JPMorgan, lead advisor to General Electric on the sale of its finance assets, claimed top spot in the Canadian M&A league tables as big parts of that GE portfolio were scooped up by Canadian institutions like Canada Pension Plan Investment Board, Bank of Montreal and Element Financial.

“The real story around Canadian M&A activity this year was the outbound activity that was up some 175 percent and drove the lion’s share of activity” said John Armstrong, head of Canadian M&A at BMO Capital Markets.

Morgan Stanley, Royal Bank of Canada, Bank of America and BMO rounded out the top five in Canada, with other international banks like Citigroup, Credit Suisse and Barclays, placing high in the rankings.

Among the domestic banks CIBC came in third, and a new player, INFOR, emerged as the top independent Canadian investment bank.

“The continuing emergence of the Canadian pension funds as top-tier deal-makers on the global stage was solidified in 2015,” said Ron Lloyd, head of Credit Suisse Canada.

“Our pipeline remains very strong,” said Barclays Canada head Bruce Rothney, adding he expects Canadian pension funds to look at further resource sector investments as commodity prices hover around cyclical lows.

“There will be some creative deals that will get done in the resource space,” said Rothney.

The strong M&A data from 2015 shrouded the fact that soft commodity prices have muted resource-sector activity that typically accounts for a large part of Canadian deal flow.
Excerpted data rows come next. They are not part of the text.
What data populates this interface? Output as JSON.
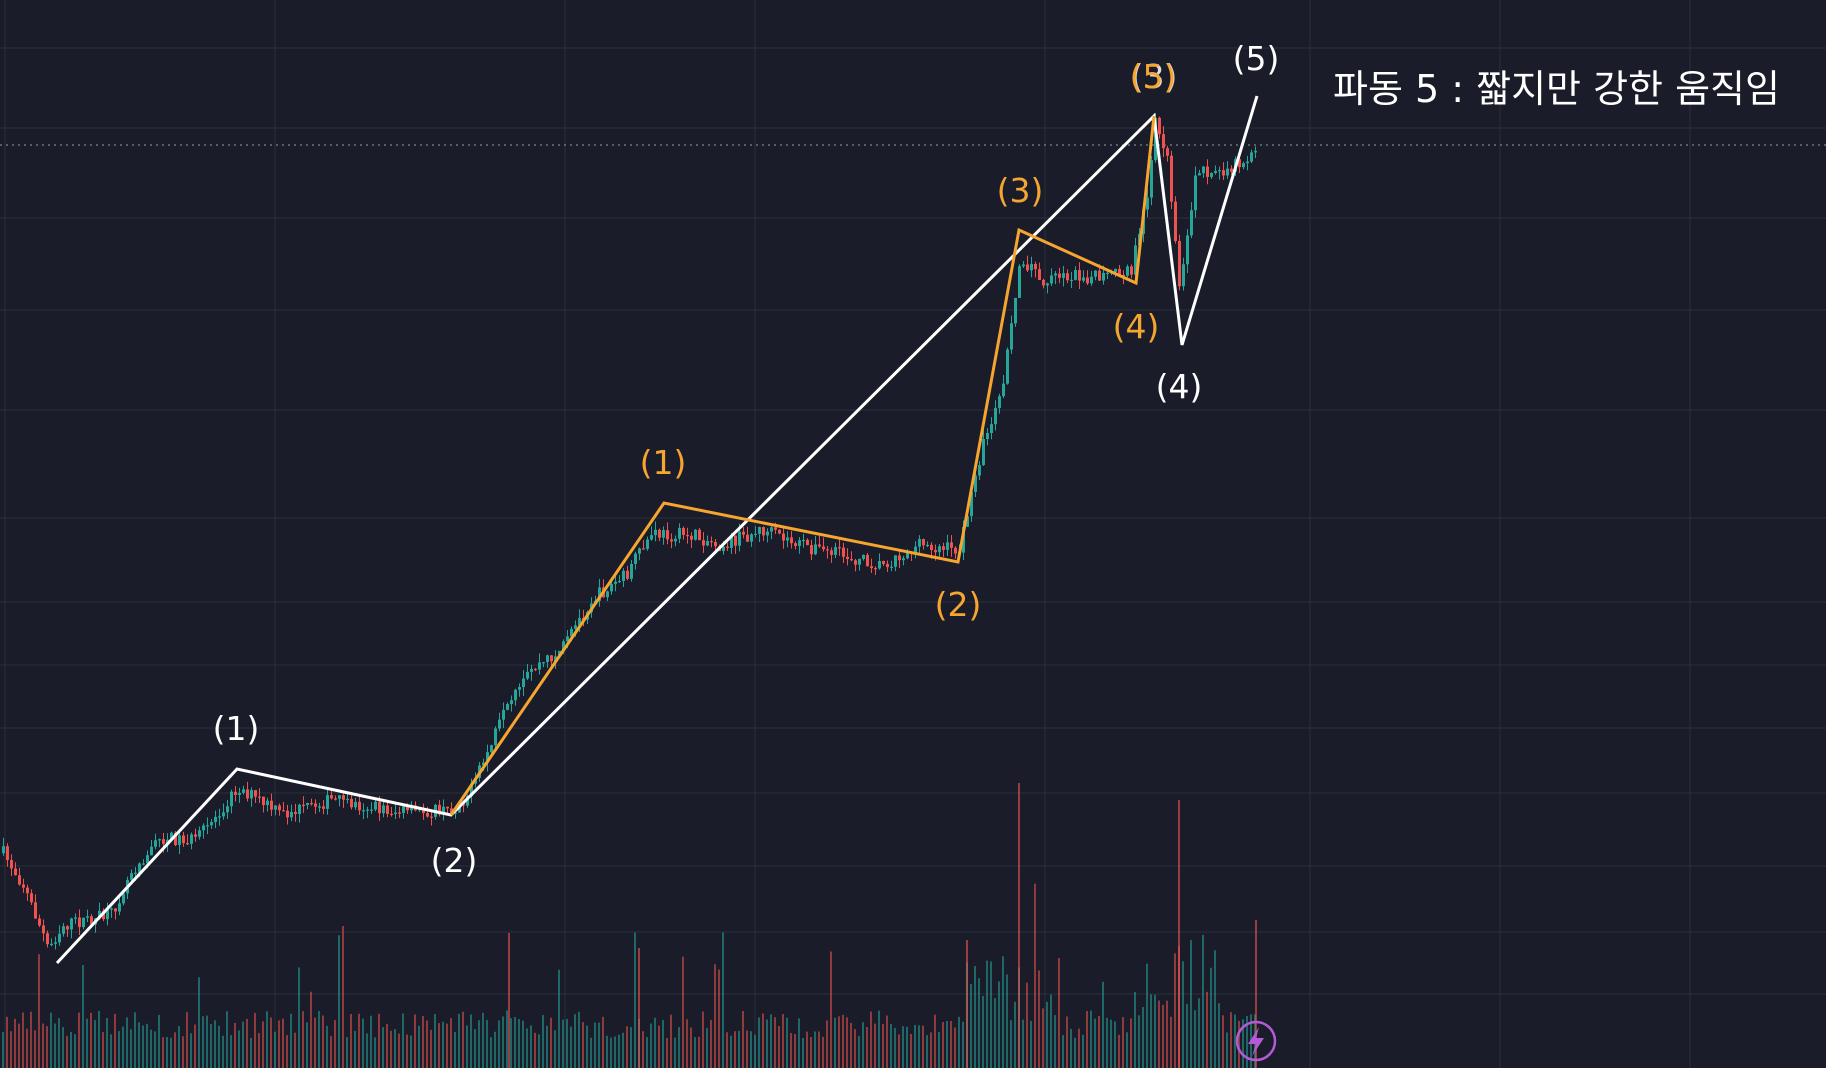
{
  "chart_data": {
    "type": "candlestick",
    "annotation": "파동 5 : 짧지만 강한 움직임",
    "price_line": {
      "style": "dotted",
      "color": "#b9bcc6"
    },
    "colors": {
      "background": "#1a1d29",
      "grid": "#2b2f3d",
      "up": "#26a69a",
      "down": "#ef5350",
      "major_wave": "#ffffff",
      "minor_wave": "#f7a531",
      "flash_icon": "#b45ad9"
    },
    "major_wave": {
      "labels": [
        "(1)",
        "(2)",
        "(3)",
        "(4)",
        "(5)"
      ]
    },
    "minor_wave": {
      "labels": [
        "(1)",
        "(2)",
        "(3)",
        "(4)",
        "(5)"
      ]
    },
    "indicator_icon": "lightning-icon",
    "has_volume_panel": true,
    "grid": true
  }
}
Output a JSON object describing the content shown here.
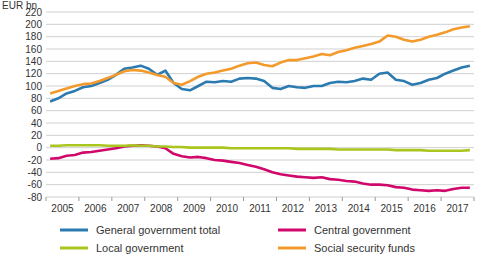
{
  "chart_data": {
    "type": "line",
    "y_label": "EUR bn",
    "categories": [
      null,
      "2005",
      null,
      null,
      null,
      "2006",
      null,
      null,
      null,
      "2007",
      null,
      null,
      null,
      "2008",
      null,
      null,
      null,
      "2009",
      null,
      null,
      null,
      "2010",
      null,
      null,
      null,
      "2011",
      null,
      null,
      null,
      "2012",
      null,
      null,
      null,
      "2013",
      null,
      null,
      null,
      "2014",
      null,
      null,
      null,
      "2015",
      null,
      null,
      null,
      "2016",
      null,
      null,
      null,
      "2017",
      null,
      null
    ],
    "series": [
      {
        "name": "General government total",
        "color": "#2b7bb0",
        "values": [
          75,
          80,
          88,
          92,
          98,
          100,
          105,
          110,
          118,
          128,
          130,
          133,
          128,
          118,
          125,
          105,
          95,
          93,
          100,
          107,
          106,
          108,
          107,
          112,
          113,
          112,
          108,
          97,
          95,
          100,
          98,
          97,
          100,
          100,
          105,
          107,
          106,
          108,
          112,
          110,
          120,
          122,
          110,
          108,
          102,
          105,
          110,
          113,
          120,
          125,
          130,
          133
        ]
      },
      {
        "name": "Central government",
        "color": "#d1086b",
        "values": [
          -18,
          -17,
          -13,
          -12,
          -8,
          -7,
          -5,
          -3,
          -1,
          2,
          3,
          4,
          3,
          2,
          -1,
          -10,
          -14,
          -16,
          -15,
          -17,
          -20,
          -21,
          -23,
          -25,
          -28,
          -31,
          -35,
          -40,
          -43,
          -45,
          -47,
          -48,
          -49,
          -48,
          -51,
          -52,
          -54,
          -55,
          -58,
          -60,
          -60,
          -61,
          -64,
          -65,
          -68,
          -69,
          -70,
          -69,
          -70,
          -67,
          -65,
          -65
        ]
      },
      {
        "name": "Local government",
        "color": "#a9c61f",
        "values": [
          3,
          3,
          4,
          4,
          4,
          4,
          4,
          3,
          3,
          3,
          4,
          3,
          3,
          2,
          2,
          1,
          1,
          0,
          0,
          0,
          0,
          0,
          -1,
          -1,
          -1,
          -1,
          -1,
          -1,
          -1,
          -1,
          -2,
          -2,
          -2,
          -2,
          -2,
          -3,
          -3,
          -3,
          -3,
          -3,
          -3,
          -3,
          -4,
          -4,
          -4,
          -4,
          -5,
          -5,
          -5,
          -5,
          -5,
          -4
        ]
      },
      {
        "name": "Social security funds",
        "color": "#f39a2b",
        "values": [
          88,
          92,
          96,
          100,
          103,
          104,
          108,
          113,
          118,
          124,
          126,
          125,
          122,
          118,
          115,
          105,
          102,
          108,
          115,
          120,
          122,
          125,
          128,
          133,
          137,
          138,
          134,
          132,
          138,
          142,
          142,
          145,
          148,
          152,
          150,
          155,
          158,
          162,
          165,
          168,
          172,
          182,
          180,
          175,
          172,
          175,
          180,
          183,
          187,
          192,
          195,
          197
        ]
      }
    ],
    "ylim": [
      -80,
      220
    ],
    "yticks": [
      -80,
      -60,
      -40,
      -20,
      0,
      20,
      40,
      60,
      80,
      100,
      120,
      140,
      160,
      180,
      200,
      220
    ],
    "grid": true,
    "legend": "bottom"
  }
}
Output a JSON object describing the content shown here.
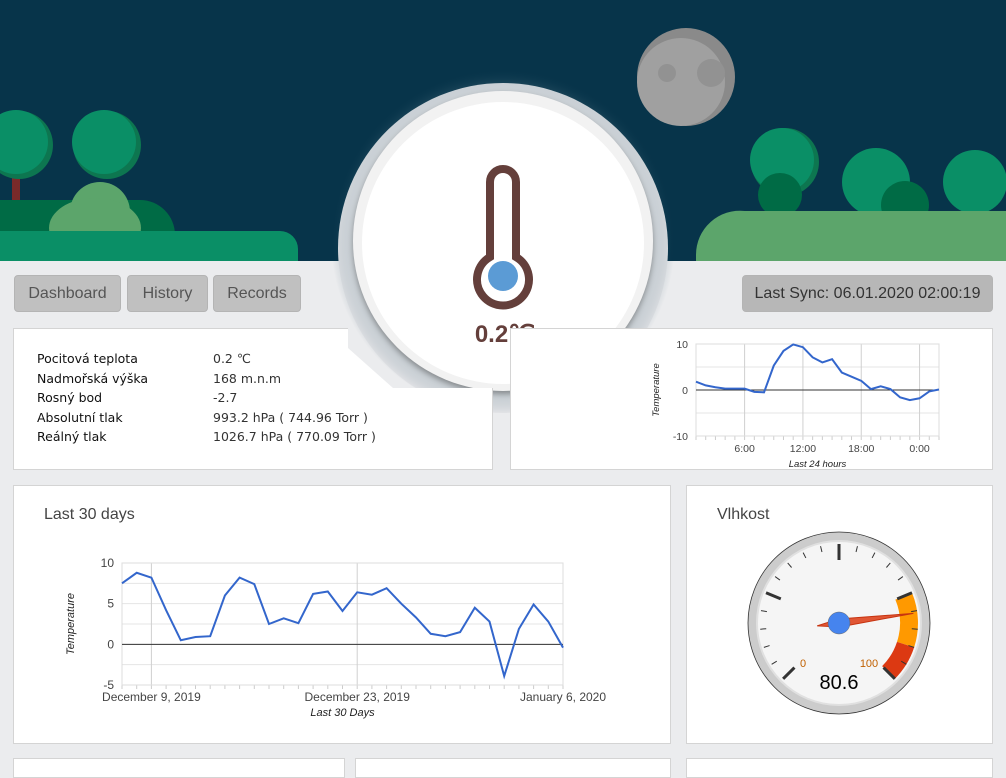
{
  "header": {
    "current_temp": "0.2℃",
    "colors": {
      "sky": "#07344a",
      "tree": "#0a8f66",
      "bush": "#5ca56b",
      "thermometer": "#643f3b",
      "bulb": "#5b9bd5"
    }
  },
  "nav": {
    "items": [
      {
        "label": "Dashboard"
      },
      {
        "label": "History"
      },
      {
        "label": "Records"
      }
    ],
    "last_sync": "Last Sync: 06.01.2020 02:00:19"
  },
  "info": {
    "rows": [
      {
        "label": "Pocitová teplota",
        "value": "0.2 ℃"
      },
      {
        "label": "Nadmořská výška",
        "value": "168 m.n.m"
      },
      {
        "label": "Rosný bod",
        "value": "-2.7"
      },
      {
        "label": "Absolutní tlak",
        "value": "993.2 hPa ( 744.96 Torr )"
      },
      {
        "label": "Reálný tlak",
        "value": "1026.7 hPa ( 770.09 Torr )"
      }
    ]
  },
  "monthly": {
    "title": "Last 30 days"
  },
  "humidity": {
    "title": "Vlhkost"
  },
  "chart_data": [
    {
      "type": "line",
      "xlabel": "Last 24 hours",
      "ylabel": "Temperature",
      "ylim": [
        -10,
        10
      ],
      "yticks": [
        "10",
        "0",
        "-10"
      ],
      "xticks": [
        "6:00",
        "12:00",
        "18:00",
        "0:00"
      ],
      "x": [
        "1:00",
        "2:00",
        "3:00",
        "4:00",
        "5:00",
        "6:00",
        "7:00",
        "8:00",
        "9:00",
        "10:00",
        "11:00",
        "12:00",
        "13:00",
        "14:00",
        "15:00",
        "16:00",
        "17:00",
        "18:00",
        "19:00",
        "20:00",
        "21:00",
        "22:00",
        "23:00",
        "0:00",
        "1:00",
        "2:00"
      ],
      "values": [
        1.8,
        1.0,
        0.6,
        0.3,
        0.3,
        0.3,
        -0.4,
        -0.5,
        5.3,
        8.5,
        9.9,
        9.3,
        7.1,
        6.0,
        6.7,
        3.8,
        2.9,
        2.0,
        0.2,
        0.8,
        0.2,
        -1.6,
        -2.2,
        -1.8,
        -0.3,
        0.1
      ],
      "color": "#3366cc",
      "grid": true
    },
    {
      "type": "line",
      "xlabel": "Last 30 Days",
      "ylabel": "Temperature",
      "ylim": [
        -5,
        10
      ],
      "yticks": [
        "10",
        "5",
        "0",
        "-5"
      ],
      "xticks": [
        "December 9, 2019",
        "December 23, 2019",
        "January 6, 2020"
      ],
      "x_start": "December 7, 2019",
      "x_end": "January 6, 2020",
      "values": [
        7.5,
        8.8,
        8.2,
        4.2,
        0.5,
        0.9,
        1.0,
        6.0,
        8.2,
        7.4,
        2.5,
        3.2,
        2.6,
        6.2,
        6.5,
        4.1,
        6.4,
        6.1,
        6.9,
        5.0,
        3.3,
        1.3,
        1.0,
        1.5,
        4.5,
        2.8,
        -3.9,
        1.9,
        4.9,
        2.8,
        -0.4
      ],
      "color": "#3366cc",
      "grid": true
    },
    {
      "type": "gauge",
      "value": 80.6,
      "min": 0,
      "max": 100,
      "label_min": "0",
      "label_max": "100",
      "value_label": "80.6",
      "bands": [
        {
          "from": 75,
          "to": 90,
          "color": "#ff9900"
        },
        {
          "from": 90,
          "to": 100,
          "color": "#dc3912"
        }
      ]
    }
  ]
}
But, bankers now expect weak commodity prices to spur more opportunistic deals.

“M&A activity in the energy sector is likely to pick up over the next 12 to 18 months,” said David Rawlings, head of JPMorgan Canada. “There should be an opportunity to create real franchise value for well-capitalized companies.”

This in turn has increased optimism around 2016.

“Canada is set up for increased M&A,” said Neil Selfe, head of INFOR. “However, global macroeconomic uncertainty and rising interest rates are likely to have a moderating effect on what would otherwise be a vibrant M&A environment.”